Auf dem Athener Zentralmarkt.

Unser billig Brot gib uns heute

Die Athener Bäcker führen einen Einheitspreis von 50 Cent für Brot ein, denn die Griechen kaufen davon immer weniger. Eine Initiative, die sich auf andere Gewerbe ausweiten könnte.

Veröffentlicht am 26 Mai 2010 um 14:28
Auf dem Athener Zentralmarkt.

Von ein paar Tagen kündeten Gemüsehändler aus der Region um Thessaloniki an, dass sie ab 1. Juni auf den Wochenmärkten Obst und Gemüse nach 12 Uhr an kinderreiche Familien und Arbeitslose mit Preisabschlägen von bis zu 50 Prozent verkaufen werden.

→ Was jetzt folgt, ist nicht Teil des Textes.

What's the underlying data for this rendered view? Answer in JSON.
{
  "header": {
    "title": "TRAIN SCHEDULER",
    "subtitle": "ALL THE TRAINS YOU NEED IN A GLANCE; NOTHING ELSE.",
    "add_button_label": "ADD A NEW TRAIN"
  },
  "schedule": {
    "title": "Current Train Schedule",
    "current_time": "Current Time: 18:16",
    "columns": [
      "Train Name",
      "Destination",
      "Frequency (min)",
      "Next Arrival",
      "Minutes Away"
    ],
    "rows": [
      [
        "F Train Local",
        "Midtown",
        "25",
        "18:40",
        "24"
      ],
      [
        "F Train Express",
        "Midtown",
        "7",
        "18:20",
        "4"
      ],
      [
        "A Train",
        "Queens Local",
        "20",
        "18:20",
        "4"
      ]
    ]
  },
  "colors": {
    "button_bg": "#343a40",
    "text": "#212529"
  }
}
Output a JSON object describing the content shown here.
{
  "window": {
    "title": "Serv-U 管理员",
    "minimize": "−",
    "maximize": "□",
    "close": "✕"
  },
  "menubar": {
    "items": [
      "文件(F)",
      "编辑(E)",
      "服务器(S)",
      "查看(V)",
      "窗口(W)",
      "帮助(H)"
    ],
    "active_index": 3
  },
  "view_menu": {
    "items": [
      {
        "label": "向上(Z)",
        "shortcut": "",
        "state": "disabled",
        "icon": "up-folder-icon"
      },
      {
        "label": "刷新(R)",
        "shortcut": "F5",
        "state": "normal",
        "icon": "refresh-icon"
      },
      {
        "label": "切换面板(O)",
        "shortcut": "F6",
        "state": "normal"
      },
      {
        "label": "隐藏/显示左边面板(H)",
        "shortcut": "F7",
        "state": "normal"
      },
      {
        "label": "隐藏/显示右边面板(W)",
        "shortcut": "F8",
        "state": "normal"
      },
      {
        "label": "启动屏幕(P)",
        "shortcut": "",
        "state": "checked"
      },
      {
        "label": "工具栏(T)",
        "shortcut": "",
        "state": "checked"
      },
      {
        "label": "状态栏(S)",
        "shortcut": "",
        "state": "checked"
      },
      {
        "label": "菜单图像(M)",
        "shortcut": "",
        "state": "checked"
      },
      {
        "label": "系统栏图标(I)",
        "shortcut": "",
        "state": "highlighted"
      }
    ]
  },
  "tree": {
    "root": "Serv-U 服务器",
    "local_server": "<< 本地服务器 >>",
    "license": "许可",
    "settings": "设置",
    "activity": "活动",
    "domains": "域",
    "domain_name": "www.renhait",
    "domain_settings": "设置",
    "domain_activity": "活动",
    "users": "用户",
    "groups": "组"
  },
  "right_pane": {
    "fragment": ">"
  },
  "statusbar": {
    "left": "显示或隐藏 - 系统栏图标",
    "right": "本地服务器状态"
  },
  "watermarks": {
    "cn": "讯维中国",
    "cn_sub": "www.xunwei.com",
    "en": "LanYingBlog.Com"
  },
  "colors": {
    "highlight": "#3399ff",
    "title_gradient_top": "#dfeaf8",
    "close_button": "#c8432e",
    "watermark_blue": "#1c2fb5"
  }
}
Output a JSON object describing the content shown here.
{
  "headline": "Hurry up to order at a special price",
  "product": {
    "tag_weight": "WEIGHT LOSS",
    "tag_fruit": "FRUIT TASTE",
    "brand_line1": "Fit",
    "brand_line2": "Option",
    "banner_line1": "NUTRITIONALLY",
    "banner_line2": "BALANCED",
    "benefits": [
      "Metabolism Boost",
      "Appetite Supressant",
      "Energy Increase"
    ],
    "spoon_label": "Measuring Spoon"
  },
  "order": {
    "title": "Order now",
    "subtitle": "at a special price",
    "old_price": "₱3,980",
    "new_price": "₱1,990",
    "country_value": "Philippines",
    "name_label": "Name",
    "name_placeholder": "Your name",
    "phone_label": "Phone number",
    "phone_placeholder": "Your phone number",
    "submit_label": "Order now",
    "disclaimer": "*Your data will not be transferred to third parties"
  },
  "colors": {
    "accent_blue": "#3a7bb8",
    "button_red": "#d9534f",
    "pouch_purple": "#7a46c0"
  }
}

Heute ziehen die Bäcker nach. Die Athener Bäckerinnung hat beschlossen, zu bestimmten Tageszeiten frisches Brot billiger anzubieten. "Wir haben unseren Mitgliedern vorgeschlagen, den Preis nach Gutdünken zu senken, um den schlechter Gestellten zu helfen", erklärt Innungschef Andréas Christou. Das Angebot gilt am frühen Nachmittag zwischen 14 und 16 Uhr. Der Laib Brot (rund 350 Gramm) soll dann 50 Cent kosten, normalerweise sind es 80 Cent oder 1 Euro. "Ein vernünftiger Preis", meint Christou. Brotsorten und Dauer der Operation wurden nicht näher präzisiert. Es geht bei der Aktion darum, den von der Krise besonders hart getroffenen sozial Schwachen zu helfen.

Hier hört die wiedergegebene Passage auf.